J’ai été sélectionnée pour l’opération masse critique de Babelio pour recevoir ce roman pour adolescents. Qui dit type de ce roman, pour filles, dit amour et comment le vivre. Dès les premières pages, j’ai cru me retrouver avec Insatiable, que je n’avais pas du tout aimé. Mais j’ai eu une bonne surprise car j’ai découvert les personnages et je n’ai pas trouvé Dallas si idiote que ça. Ouf, j’étais sauvée.

Le roman est tout de même intéressant à lire, même si pour ma part, en tant qu’adulte, les relations amoureuses des jeunes gens, se ressemblent pratiquement toutes.

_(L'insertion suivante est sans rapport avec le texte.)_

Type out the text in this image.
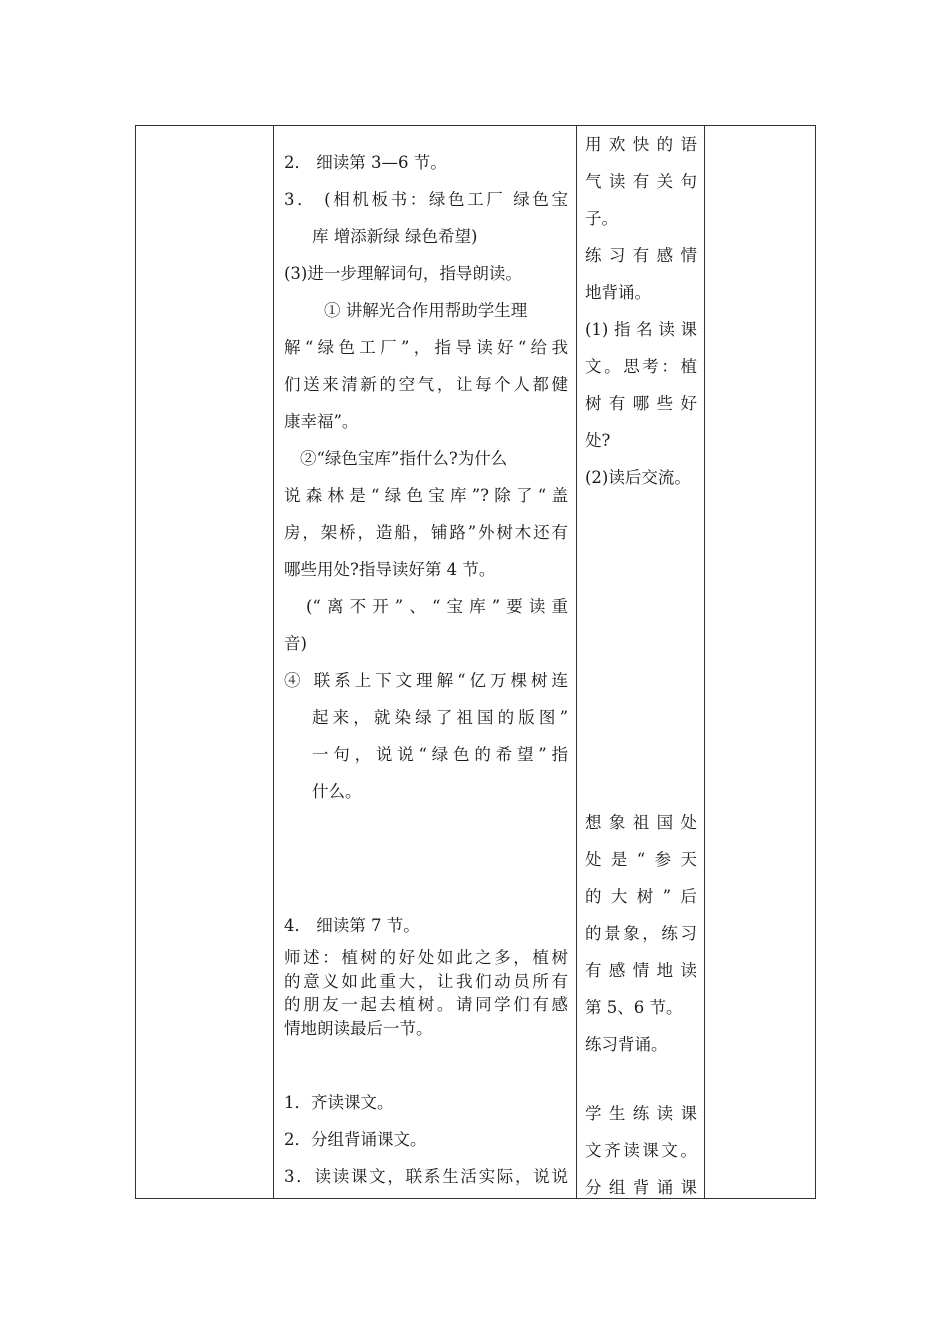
2． 细读第 3—6 节。
3． (相机板书：绿色工厂 绿色宝
库 增添新绿 绿色希望)
(3)进一步理解词句，指导朗读。
① 讲解光合作用帮助学生理
解“绿色工厂”，指导读好“给我
们送来清新的空气，让每个人都健
康幸福”。
②“绿色宝库”指什么?为什么
说森林是“绿色宝库”?除了“盖
房，架桥，造船，铺路”外树木还有
哪些用处?指导读好第 4 节。
(“离不开”、“宝库”要读重
音)
④ 联系上下文理解“亿万棵树连
起来，就染绿了祖国的版图”
一句，说说“绿色的希望”指
什么。
4． 细读第 7 节。
师述：植树的好处如此之多，植树
的意义如此重大，让我们动员所有
的朋友一起去植树。请同学们有感
情地朗读最后一节。
1．齐读课文。
2．分组背诵课文。
3．读读课文，联系生活实际，说说
用欢快的语
气读有关句
子。
练习有感情
地背诵。
(1)指名读课
文。思考：植
树有哪些好
处?
(2)读后交流。
想象祖国处
处是“参天
的大树”后
的景象，练习
有感情地读
第 5、6 节。
练习背诵。
学生练读课
文齐读课文。
分组背诵课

Mais l’auteur a donné de la profondeur à ces deux personnages principaux, Dallas et Carson. Ils sont tous les deux en première année à l’université. La première tente de se défaire de son père avec qui elle a des relations assez conflictuelles. Mais le lecteur comprend pourquoi. Ils sont timides tous les deux et n’arrivent pas à exprimer leurs sentiments. Pourtant l’amour est bien présent. Le domaine du football, où son père est entraîneur, lui fait côtoyer de nombreux jeunes hommes qui tentent tous d’avoir une relation avec la fille de l’entraîneur. C’est pour cela que Dallas avance à pas comptés avec Carson. Il faut qu’elle soit sûre de lui. Mais elle tombe vite amoureuse.

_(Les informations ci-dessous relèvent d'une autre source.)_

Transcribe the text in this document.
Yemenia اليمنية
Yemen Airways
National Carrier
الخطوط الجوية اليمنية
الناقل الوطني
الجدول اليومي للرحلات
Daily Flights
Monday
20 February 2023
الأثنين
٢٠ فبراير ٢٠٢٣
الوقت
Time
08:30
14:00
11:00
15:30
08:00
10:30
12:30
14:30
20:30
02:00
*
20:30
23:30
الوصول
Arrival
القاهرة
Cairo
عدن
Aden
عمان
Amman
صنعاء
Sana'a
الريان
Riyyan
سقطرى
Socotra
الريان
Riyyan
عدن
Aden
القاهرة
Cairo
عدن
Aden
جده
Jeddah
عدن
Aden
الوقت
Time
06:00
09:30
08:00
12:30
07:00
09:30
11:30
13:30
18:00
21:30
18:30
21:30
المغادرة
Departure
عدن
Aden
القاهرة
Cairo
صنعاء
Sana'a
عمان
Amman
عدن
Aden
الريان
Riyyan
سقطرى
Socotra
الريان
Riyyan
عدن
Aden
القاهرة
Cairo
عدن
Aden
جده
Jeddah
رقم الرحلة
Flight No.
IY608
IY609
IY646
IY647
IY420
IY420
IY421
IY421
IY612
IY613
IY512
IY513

Quant à Carson, le jeune homme oscille entre son envie très forte de voir Dallas et le sport. Il a peur de tomber amoureux d’elle. Il n’est pas sûr de son avenir car il est remplaçant au sein de l’équipe et il a peu d’aptitudes pour les études. Il prend en compte les désirs, les peurs de Dallas. Le fait d’avoir voulu ne rester qu’amis lui permet de mieux la comprendre et de découvrir le caractère de la jeune fille.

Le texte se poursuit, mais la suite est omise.